As you know, I am a big fan of de-cluttering and organising. It makes for overall daily time saving, which in turn can be spent with my family. So I’ll hand over to Drew from Big Yellow Self Storage, who is a bit of an expert when it comes to de-cluttering.
Decluttering the home is a liberating exercise, if hard work. We all need to have a rid out every so often since clutter is one of those things that creeps up unnoticed. Before you know it your home is filled with stuff you don’t use and there’s no space for the things you do. Here are a few tips to help you get (and stay) on top of clutter:
The Three-Pile Strategy
Major decluttering tasks need a systemised approach otherwise they can overwhelm you. That feeling of being overwhelmed comes from not knowing what to do next, so by putting a system into place you know exactly where you are and what’s next in the process.
Pick a room and earmark three distinct areas (keep, bin and donate/sell) for items from just that room. Don’t try to declutter more than one room at a time otherwise you’ll end up running from room to room and create a muddle. Be ruthless about what goes into each pile. When everything is assembled in the allotted space, deal with them accordingly, again working one pile at a time: First, throw out the trash; second, find homes for the ‘keep’ items, and thirdly set about the selling/donating of items.
Be firm about selling, donating or recycle. Don’t let those items creep back into general storage in the room.
Use Hidden Spaces
Hidden spaces include:
• Wardrobes that could hold shoe organisers or plastic baskets for small items like scarves or even larger folded items that might otherwise fill up drawers.
• Under beds, where plastic storage boxes can house either bedding, toys or rarely used sports equipment.
• Kitchen drawers, where the addition of a drawer divider could provide more organised storage for small utensils.
• Behind cupboard or pantry doors where hooks can provide housing for gym bags, vacuum cleaner tools, outdoor clothing or laundry bags. If items are lifted up from the floor, there is instantly a feeling of more space.

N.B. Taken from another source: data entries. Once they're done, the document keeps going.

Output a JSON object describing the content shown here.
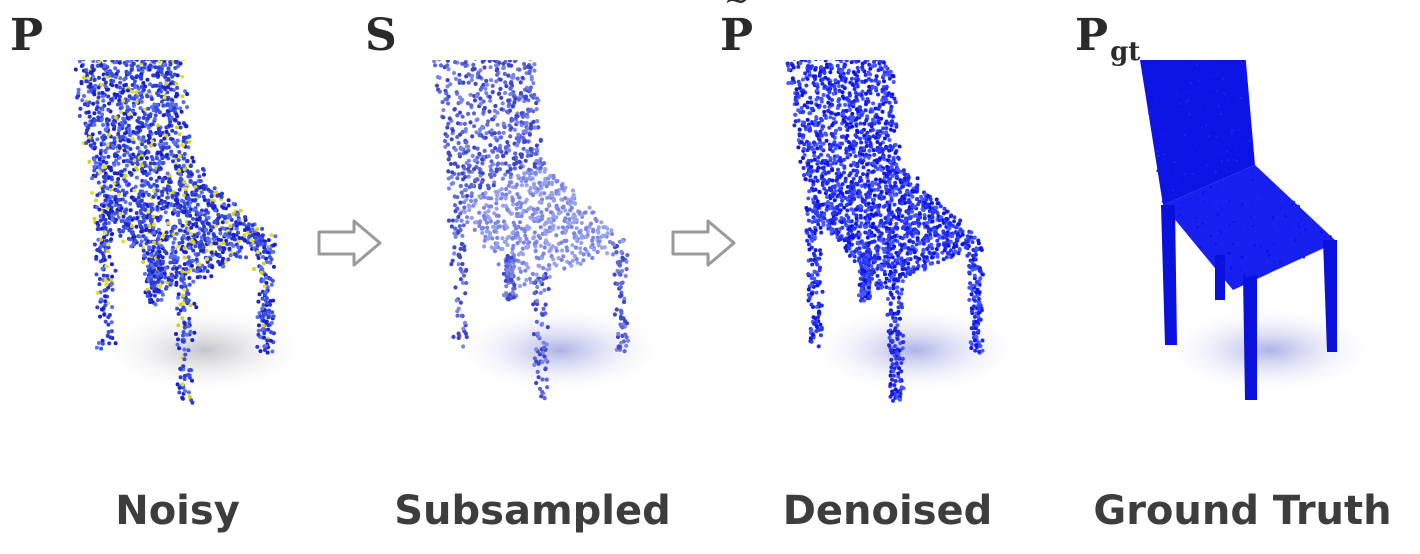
{
  "panels": [
    {
      "id": "noisy",
      "math_base": "P",
      "math_accent": "",
      "math_sub": "",
      "caption": "Noisy",
      "colors": [
        "#1b23c8",
        "#2a3ad6",
        "#3b4fe0",
        "#5a6ef0",
        "#d8d21f",
        "#e6dc3a"
      ]
    },
    {
      "id": "subsampled",
      "math_base": "S",
      "math_accent": "^",
      "math_sub": "",
      "caption": "Subsampled",
      "colors": [
        "#3d47c8",
        "#5c66d8",
        "#7a86e6",
        "#9aa2ee"
      ]
    },
    {
      "id": "denoised",
      "math_base": "P",
      "math_accent": "~",
      "math_sub": "",
      "caption": "Denoised",
      "colors": [
        "#1018e0",
        "#1f2be8",
        "#2f3df2",
        "#4a58ff"
      ]
    },
    {
      "id": "ground-truth",
      "math_base": "P",
      "math_accent": "",
      "math_sub": "gt",
      "caption": "Ground Truth",
      "colors": [
        "#0a10e6",
        "#1218ee",
        "#1a22f4"
      ]
    }
  ],
  "arrow_color": "#9a9a9a"
}
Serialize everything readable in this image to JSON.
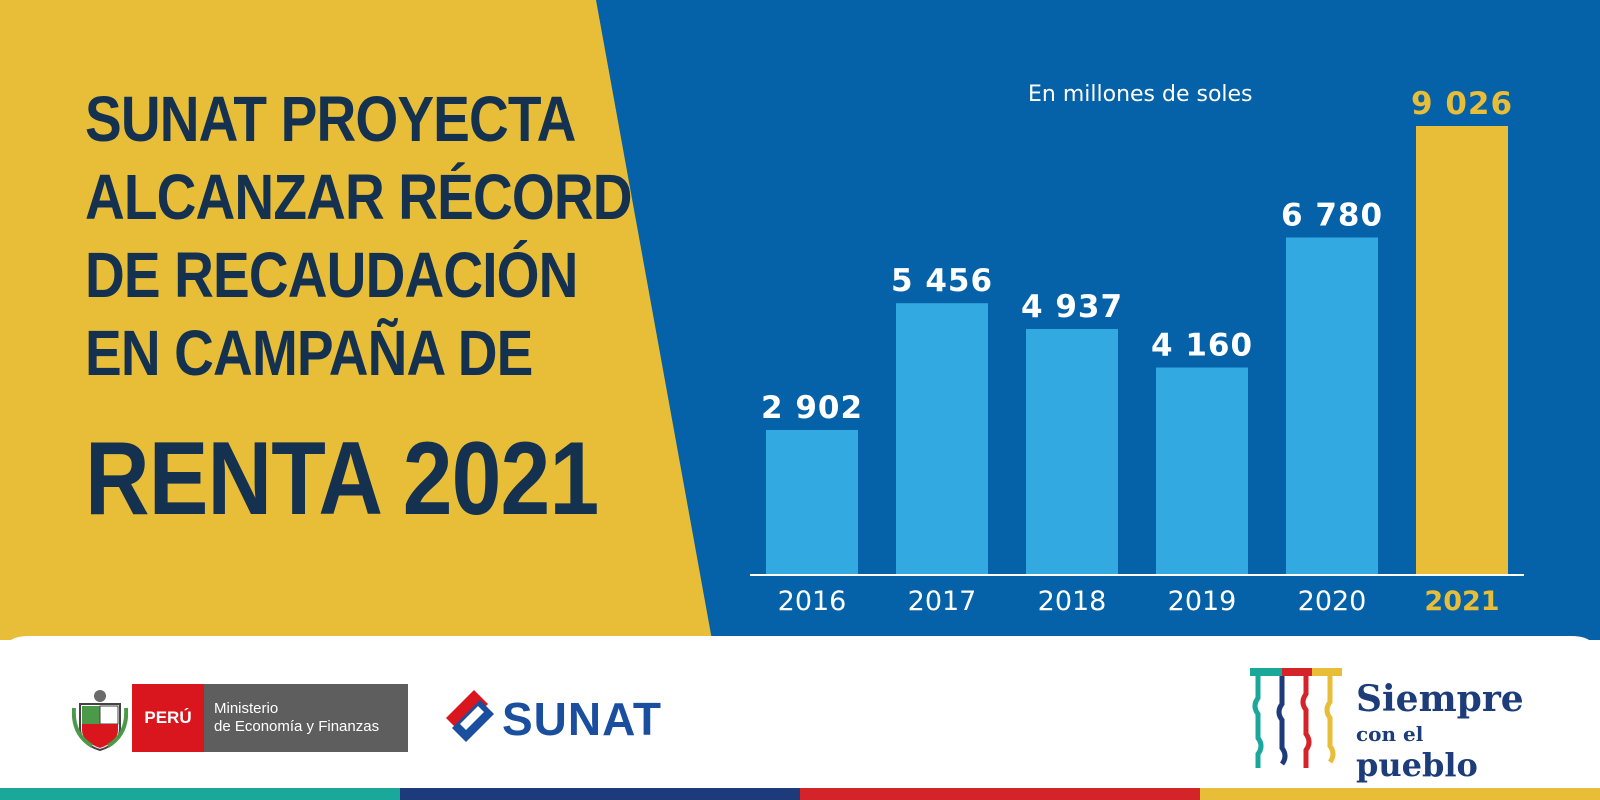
{
  "headline": {
    "line1": "SUNAT PROYECTA",
    "line2": "ALCANZAR RÉCORD",
    "line3": "DE RECAUDACIÓN",
    "line4": "EN CAMPAÑA DE",
    "line5": "RENTA 2021"
  },
  "chart_data": {
    "type": "bar",
    "subtitle": "En millones de soles",
    "categories": [
      "2016",
      "2017",
      "2018",
      "2019",
      "2020",
      "2021"
    ],
    "values": [
      2902,
      5456,
      4937,
      4160,
      6780,
      9026
    ],
    "value_labels": [
      "2 902",
      "5 456",
      "4 937",
      "4 160",
      "6 780",
      "9 026"
    ],
    "highlight_category": "2021",
    "ylim": [
      0,
      9026
    ],
    "grid": false,
    "colors": {
      "bar": "#33a9e1",
      "highlight": "#e8bd38",
      "background": "#0561a8"
    }
  },
  "footer": {
    "peru_label": "PERÚ",
    "ministry_line1": "Ministerio",
    "ministry_line2": "de Economía y Finanzas",
    "sunat_label": "SUNAT",
    "slogan_line1": "Siempre",
    "slogan_line2a": "con el",
    "slogan_line2b": "pueblo"
  },
  "colors": {
    "yellow": "#e8bd38",
    "navy_text": "#14324f",
    "blue": "#0561a8",
    "strip": [
      "#1aa89a",
      "#1d3a7a",
      "#d5232a",
      "#e8bd38"
    ]
  }
}
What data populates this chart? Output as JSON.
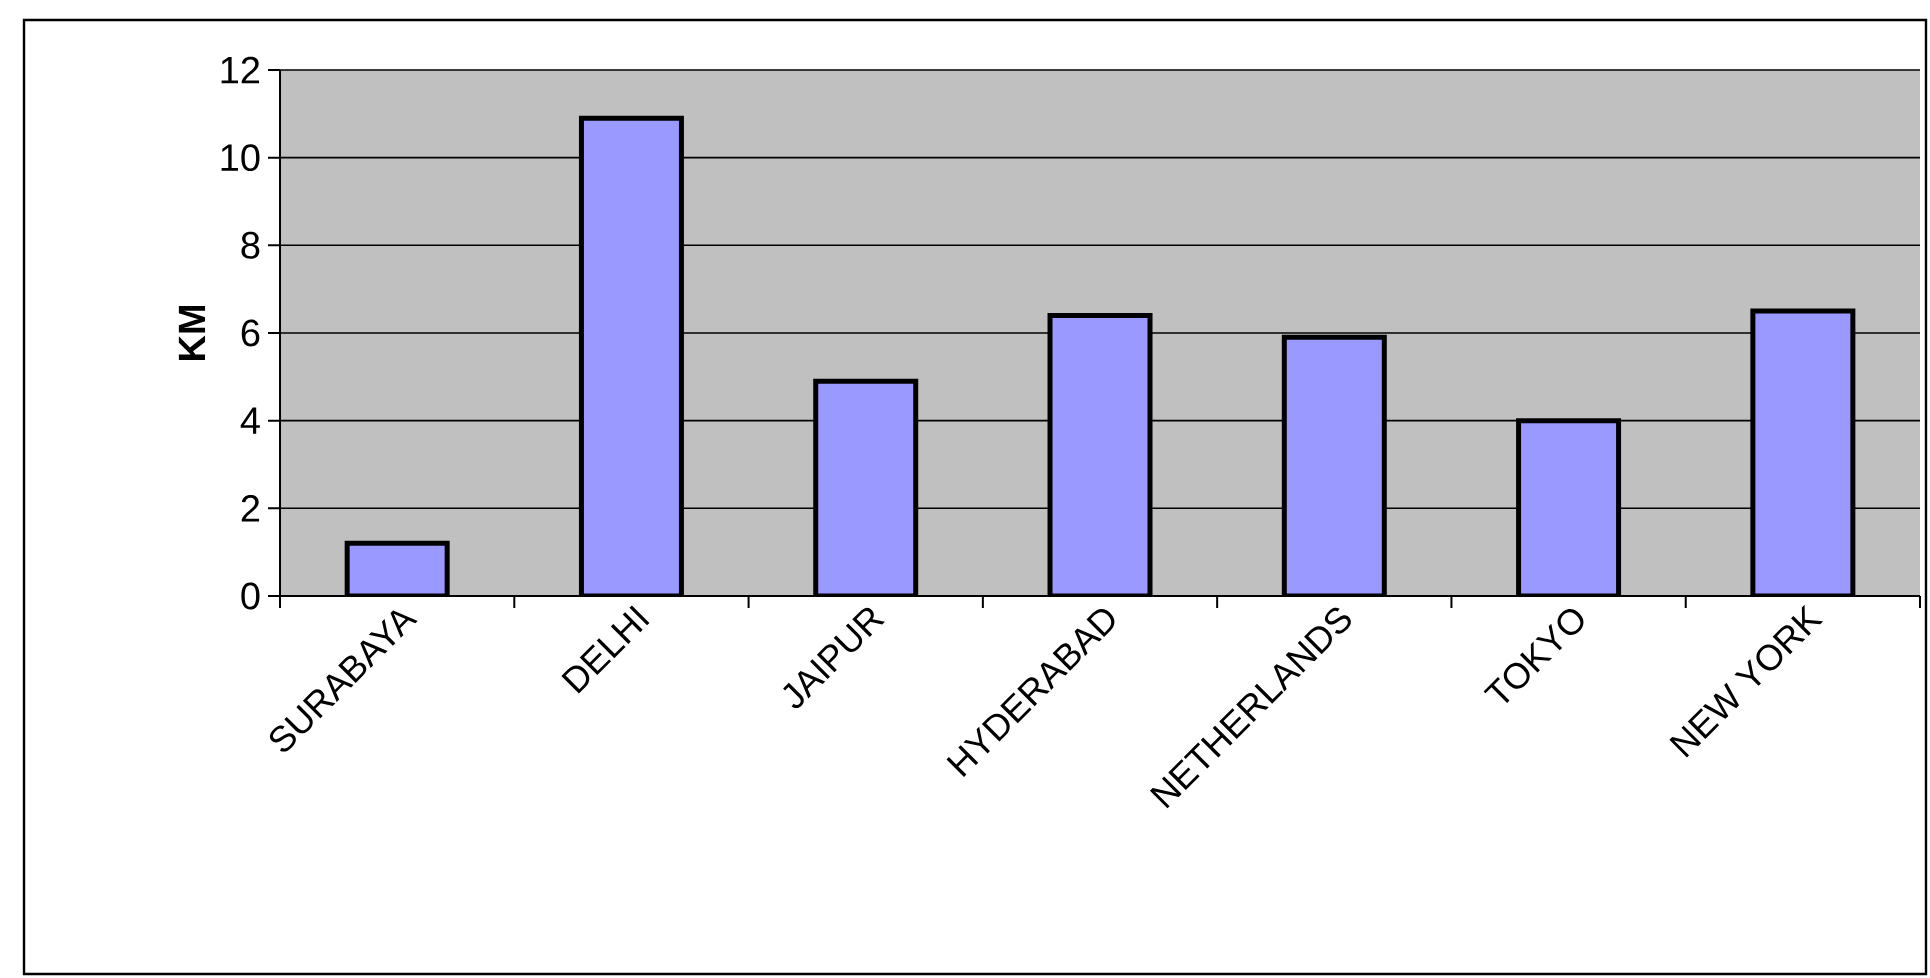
{
  "chart_data": {
    "type": "bar",
    "categories": [
      "SURABAYA",
      "DELHI",
      "JAIPUR",
      "HYDERABAD",
      "NETHERLANDS",
      "TOKYO",
      "NEW YORK"
    ],
    "values": [
      1.2,
      10.9,
      4.9,
      6.4,
      5.9,
      4.0,
      6.5
    ],
    "color": "#9999ff",
    "ylabel": "KM",
    "ylim": [
      0,
      12
    ],
    "yticks": [
      0,
      2,
      4,
      6,
      8,
      10,
      12
    ],
    "grid": "y"
  }
}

Look Up for More Unused Space
The vertical space in rooms is often overlooked. High floating shelving a foot or so below ceiling height provides a frame for the room and can be used to display all sorts of items from books to ornaments and collections. One advantage of putting up high shelves for precious items is that they’re mostly out of sight — and definitely out of reach — of curious little fingers.
Organising Kids’ Rooms
Children’s bedrooms can quickly become clutter magnets. Here again shelving can become a best friend. Position them low so they’re within child reach and provide colourful storage boxes to house collections of small toys. Label each box with clear, bold letters that can become a game for very young children just learning to recognise letters and words.
Cabin and Captain beds can help reduce the clutter and also provide children with play or homework areas all within the same footprint as a standard bed. Another idea is to use an ottoman bed that provides plenty of hidden storage beneath the mattress base. These are ideal for those little used, larger items such as seasonal sports or garden games equipment or larger indoor toys and games that don’t get used daily.
Decluttering can be hard work, and stressful for some people. One way to minimise the need to regularly declutter different rooms is to be strict about zoning off areas of the house for specific tasks.
If, for instance, if you work from home, create an office area and make it a rule that office equipment, such as pens and staplers, don’t get removed.
Extended, off-site Storage
A new idea that’s catching on fast is to utilise self storage facilities for those items you want to keep but have no room for at home. Examples include garden machinery that’s only used during the summer, spending winter cluttering up the shed or garage and slowly rusting in the damp conditions. With self storage room sizes starting from around the size of a large locker and going up from there, it’s a cost effective solution that allows you to hang onto precious or expensive items that otherwise take up valuable space at home.
By being systematic and making decluttering a regular priority, it’ll go that much faster and be much less of a chore. As an added bonus, even the smallest of houses will feel more spacious and comfortable.